Photographer Danny Nicoletta Captures History In 'LGBT San Francisco'Harvey Milk celebrates Pride, 1970s. | Photo: Daniel Nicoletta
David-Elijah Nahmod
Published on July 10, 2017

When Daniel Nicoletta moved to San Francisco in 1974, he was barely a teenager. After he got a job at Castro Camera—the shop owned by Harvey Milk and his partner Scott—he began photographing his community.

Now, hundreds of Nicoletta's photos are available in "LGBT San Francisco: The Daniel Nicoletta Photographs," a newly published coffee table book. The book features 40 years of his work as a photographer, including his own life in the Castro and the history of the LGBT movement as it happened.

Now based in Oregon, Nicoletta spoke with Hoodline about those early years, a time when the Stonewall and the Compton's Cafeteria Riot had sparked LGBT people into action—including Milk. 

Harvey Milk. | Photo: Daniel Nicoletta

Nicoletta's career is inextricably linked to his relationship with the late supervisor, the first openly gay person to be elected to a major political office. His photographs chronicle the period, leading filmmaker Gus Van Sant to use them as inspiration for the 2008 film "Milk."

"Milk's second supervisor campaign began in summer of 1975," Nicoletta pointed out. "My first day of work at the store and on the campaign was late summer of 1975. "

Campaigning for Harvey Milk in the 1970s. | Photo: Daniel Nicoletta

Back then, Castro Camera was a gathering place for budding artists like Nicoletta, who had recently moved into the neighborhood with his then-boyfriend and another friend. 

"It was a stroke of luck for me because I was barely out," Nicoletta said of his move, "and the new 'gayborhood' was in full swing."

Nicoletta stayed at Castro Camera for three years. He said that despite his fiery reputation, his late boss had a sense of humor.

"He loved a good joke," said Nicoletta, who also worked on Milk's political campaigns. "He devoured the daily comics in the newspapers and shared them readily with friends. He was genuinely interested in you, especially if you were cute."

Later, Nicoletta made his own mark in the community as a photography intern for Crawford Barton, a staff photographer at The Advocate. In 1977, he also co-founded the LGBT Film Festival, now known as Frameline. 

Besides his most famous subject, Nicoletta often captured his friends and neighbors in the Castro. Other photos in "LGBT San Francisco" include Pride Parades from years past and colorful drag queens around the neighborhood.

Juanita More on October 8, 1996. | Photo: Daniel Nicoletta

The book also features many people from the LGBT community who are no longer here because of AIDS. There's a photo of longtime activist Cleve Jones standing next to the AIDS Memorial Quilt, which he co-founded. Another photo features the late drag queen Doris Fish, a popular performer of the period who died of AIDS in 1991. 

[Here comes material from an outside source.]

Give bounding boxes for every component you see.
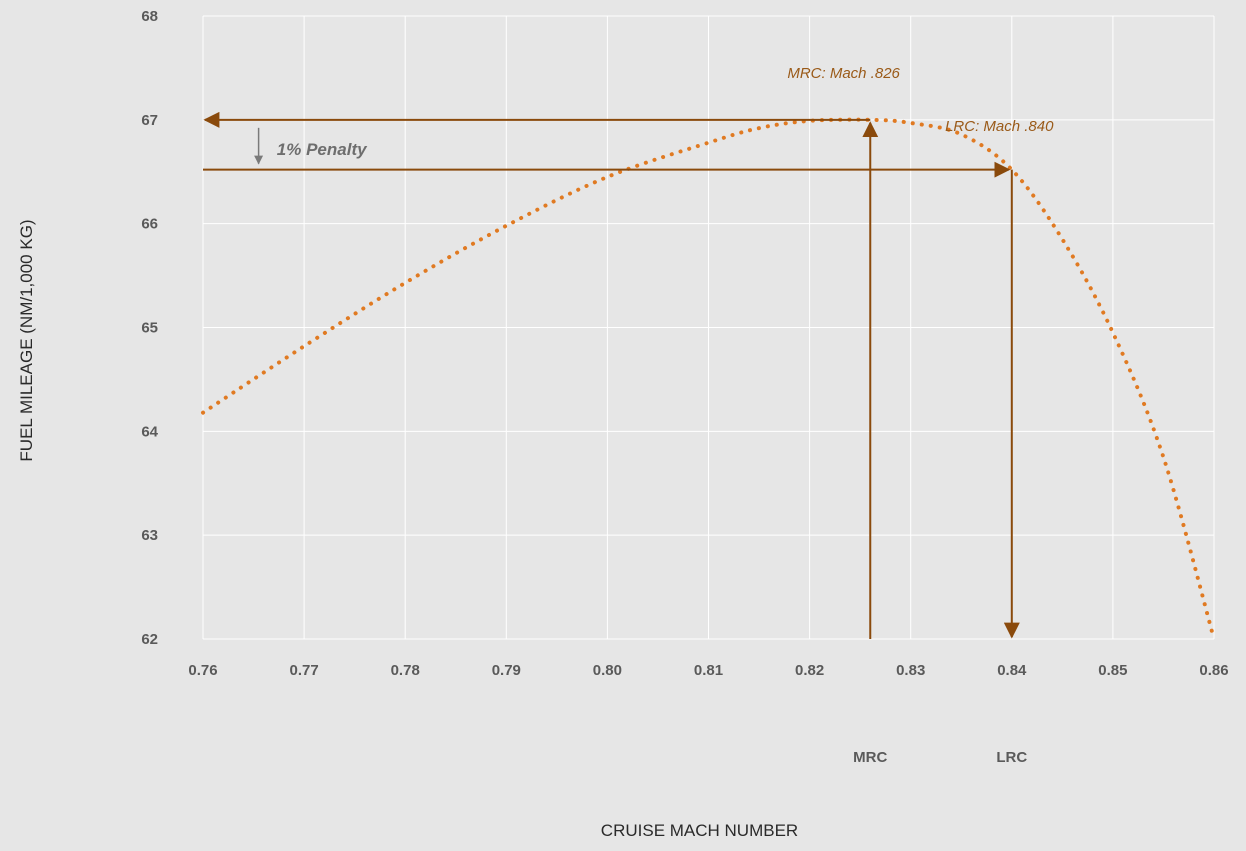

A longtime gay rights activist, Nicoletta strikes a note of defiance with the book's cover, which features a man in a crop top with his arms around a man in a tank top declaring "faggots are fantastic." 

The word has long been considered a slur, but the selection of the photo was deliberate.

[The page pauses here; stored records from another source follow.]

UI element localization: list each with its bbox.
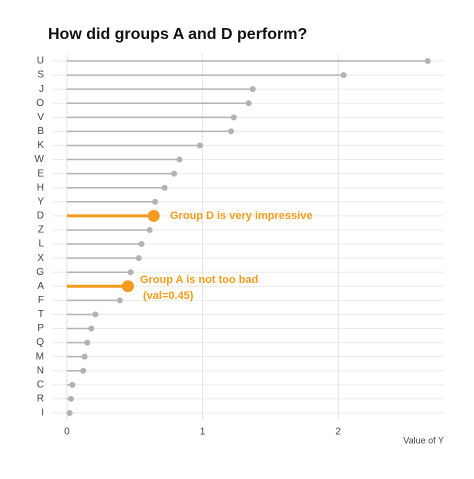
- x-tick-label: 2: [335, 427, 341, 438]
- annotation: Group A is not too bad: [140, 274, 258, 286]
- dot: [196, 142, 203, 149]
- y-tick-label: D: [37, 211, 44, 222]
- dot: [69, 381, 76, 388]
- y-tick-label: N: [37, 365, 44, 376]
- chart-title: How did groups A and D perform?: [48, 26, 307, 43]
- dot: [67, 395, 74, 402]
- dot: [81, 353, 88, 360]
- dot: [249, 86, 256, 93]
- dot: [146, 226, 153, 233]
- y-tick-label: R: [37, 394, 44, 405]
- y-tick-label: H: [37, 182, 44, 193]
- x-tick-label: 1: [200, 427, 206, 438]
- annotation: Group D is very impressive: [170, 210, 312, 222]
- annotation: (val=0.45): [143, 290, 194, 302]
- y-tick-label: V: [37, 112, 44, 123]
- dot: [176, 156, 183, 163]
- y-tick-label: G: [36, 267, 44, 278]
- y-tick-label: W: [35, 154, 45, 165]
- y-tick-label: L: [38, 239, 44, 250]
- dot: [80, 367, 87, 374]
- dot: [171, 170, 178, 177]
- y-tick-label: O: [36, 98, 44, 109]
- x-axis-label: Value of Y: [403, 435, 444, 445]
- dot: [152, 198, 159, 205]
- dot: [84, 339, 91, 346]
- dot: [116, 297, 123, 304]
- y-tick-label: C: [37, 379, 44, 390]
- y-tick-label: T: [38, 309, 44, 320]
- dot: [88, 325, 95, 332]
- dot: [138, 241, 145, 248]
- y-tick-label: A: [37, 281, 44, 292]
- y-tick-label: Y: [37, 196, 44, 207]
- dot: [121, 280, 134, 293]
- dot: [135, 255, 142, 262]
- dot: [424, 58, 431, 64]
- dot: [340, 72, 347, 79]
- dot: [161, 184, 168, 191]
- y-tick-label: P: [37, 323, 44, 334]
- dot: [245, 100, 252, 107]
- y-tick-label: U: [37, 56, 44, 67]
- dot: [127, 269, 134, 276]
- y-tick-label: I: [41, 408, 44, 419]
- dot: [92, 311, 99, 318]
- dot: [147, 209, 160, 222]
- y-tick-label: M: [36, 351, 44, 362]
- dot: [228, 128, 235, 135]
- y-tick-label: S: [37, 70, 44, 81]
- y-tick-label: K: [37, 140, 44, 151]
- y-tick-label: X: [37, 253, 44, 264]
- y-tick-label: Z: [38, 225, 44, 236]
- y-tick-label: J: [39, 84, 44, 95]
- y-tick-label: B: [37, 126, 44, 137]
- y-tick-label: F: [38, 295, 44, 306]
- y-tick-label: Q: [36, 337, 44, 348]
- x-tick-label: 0: [64, 427, 70, 438]
- y-tick-label: E: [37, 168, 44, 179]
- dot: [66, 410, 73, 416]
- dot: [230, 114, 237, 121]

"For every Matthew Sheppard, we must continue to fight to make the world a safer place for LGBT people and our allies," Nicoletta explained. "Reclaiming words like 'faggot' is all part of those power struggles. We set the terms for our historical trajectory, not the haters."

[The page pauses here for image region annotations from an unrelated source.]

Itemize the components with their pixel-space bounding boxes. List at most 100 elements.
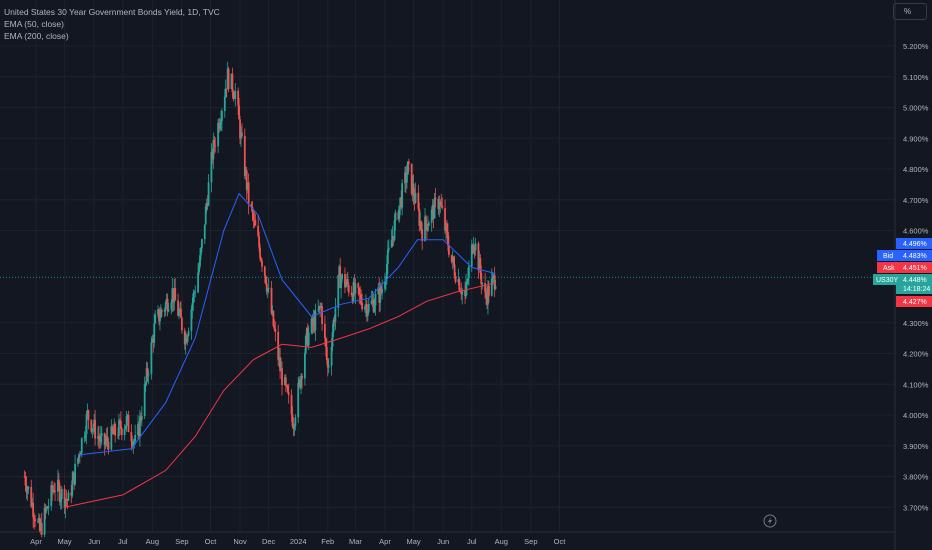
candle-body xyxy=(130,432,133,442)
candle-body xyxy=(494,286,497,289)
candle-body xyxy=(98,436,100,439)
candle-body xyxy=(406,161,409,175)
low-label xyxy=(896,296,932,307)
legend-title[interactable]: United States 30 Year Government Bonds Y… xyxy=(4,7,220,17)
candle-body xyxy=(114,424,117,436)
x-tick-label: Oct xyxy=(554,537,567,546)
candle-body xyxy=(194,292,197,293)
candle-body xyxy=(281,368,283,386)
candle-body xyxy=(137,423,139,435)
x-tick-label: Jul xyxy=(467,537,477,546)
candle-body xyxy=(147,373,150,376)
price-axis[interactable]: 5.200% 5.100% 5.000% 4.900% 4.800% 4.700% 4.60… xyxy=(903,42,929,512)
candle-body xyxy=(365,304,367,307)
candle-body xyxy=(278,357,281,360)
candle-body xyxy=(79,452,82,456)
candle-body xyxy=(484,283,486,293)
candle-body xyxy=(223,96,226,112)
candle-body xyxy=(254,219,257,226)
candle-body xyxy=(488,285,490,296)
candle-body xyxy=(353,282,356,294)
candle-body xyxy=(421,229,424,242)
candle-body xyxy=(292,426,295,430)
bid-tag-box xyxy=(877,250,897,261)
candle-body xyxy=(246,182,249,190)
symbol-tag-box xyxy=(873,274,897,285)
candle-body xyxy=(338,266,341,276)
candle-body xyxy=(77,458,79,464)
candle-body xyxy=(419,221,422,226)
candle-body xyxy=(74,463,76,485)
candle-body xyxy=(481,283,484,285)
candle-body xyxy=(64,499,67,508)
candle-body xyxy=(258,236,261,248)
candle-body xyxy=(193,292,196,294)
candle-body xyxy=(310,318,313,333)
candle-body xyxy=(477,243,480,271)
y-tick-label: 4.800% xyxy=(903,165,929,174)
candle-body xyxy=(90,419,93,432)
candle-body xyxy=(87,410,90,420)
time-axis[interactable]: Apr May Jun Jul Aug Sep Oct Nov Dec 2024 Feb Mar Apr… xyxy=(30,537,566,546)
candle-body xyxy=(179,308,181,313)
candle-body xyxy=(71,480,74,496)
candle-body xyxy=(320,305,322,308)
candle-body xyxy=(37,517,40,522)
candle-body xyxy=(493,275,496,289)
symbol-tag: US30Y xyxy=(876,277,899,284)
candle-body xyxy=(173,287,176,303)
legend-ema200[interactable]: EMA (200, close) xyxy=(4,31,69,41)
candle-body xyxy=(373,305,376,312)
y-tick-label: 3.900% xyxy=(903,442,929,451)
y-tick-label: 4.700% xyxy=(903,196,929,205)
candle-body xyxy=(72,472,75,481)
y-tick-label: 3.700% xyxy=(903,503,929,512)
candle-body xyxy=(297,382,300,418)
candle-body xyxy=(272,310,275,327)
candle-body xyxy=(466,281,468,285)
candle-body xyxy=(452,256,455,265)
candle-body xyxy=(237,90,240,106)
unit-selector[interactable]: % xyxy=(893,3,927,20)
candle-body xyxy=(234,90,237,99)
candle-body xyxy=(304,336,307,354)
candle-body xyxy=(231,73,234,93)
candle-body xyxy=(418,208,421,226)
x-tick-label: Oct xyxy=(205,537,218,546)
ema-lines xyxy=(64,192,496,508)
candle-body xyxy=(37,521,39,523)
lightning-icon[interactable] xyxy=(763,514,777,528)
candle-body xyxy=(259,247,261,259)
candle-body xyxy=(50,485,53,507)
candle-body xyxy=(66,499,69,501)
candle-body xyxy=(178,312,180,316)
candle-body xyxy=(52,489,55,492)
bid-tag-top: Bid xyxy=(883,253,893,260)
candle-body xyxy=(299,379,302,388)
candle-body xyxy=(212,140,215,160)
candle-body xyxy=(244,170,247,176)
candle-body xyxy=(286,385,289,393)
candle-body xyxy=(490,278,493,296)
candle-body xyxy=(263,266,266,276)
candle-body xyxy=(113,424,116,435)
candle-body xyxy=(224,88,227,97)
x-tick-label: Jul xyxy=(118,537,128,546)
candle-body xyxy=(487,285,489,305)
candle-body xyxy=(132,441,135,447)
candle-body xyxy=(239,119,241,139)
candle-body xyxy=(211,151,214,160)
candle-body xyxy=(307,332,310,346)
candle-body xyxy=(152,338,155,343)
candle-body xyxy=(238,105,240,120)
candle-body xyxy=(100,433,103,436)
candlestick-series xyxy=(23,61,497,538)
candle-body xyxy=(70,492,73,496)
candle-body xyxy=(460,291,463,295)
candle-body xyxy=(160,310,163,312)
candle-body xyxy=(319,305,322,308)
candle-body xyxy=(432,205,435,219)
candle-body xyxy=(40,522,43,535)
legend-ema50[interactable]: EMA (50, close) xyxy=(4,19,64,29)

Harmodius and Hoti at the Castro Street Fair, August 1975. | Photo: Daniel Nicoletta

More recently, Nicoletta has turned his attention to the housing crisis and its effect on the community. The book also features photographs of housing activists fighting for affordable rents and homes during the past decade. 

In spite of gentrification and other changes to the Castro—which he now calls an "LGBT Disneyland"—he believes that there is still much inspiration to be found. Nicoletta hopes that his new book will inspire readers to "distill the hope nested in its pages and turn it into constructive action."

"If people who come to LGBT Disneyland take some of the fire back home to their own front lines," he said, noting that he'd like to see broader rent protections as well as protections for seniors and the environment, "then the gay ghettos—and not just SF—will continue to inspire action instead of anesthetization."

"At least that is the hope," he concluded. "For those who remain in the ghettos, there are some things to figure out."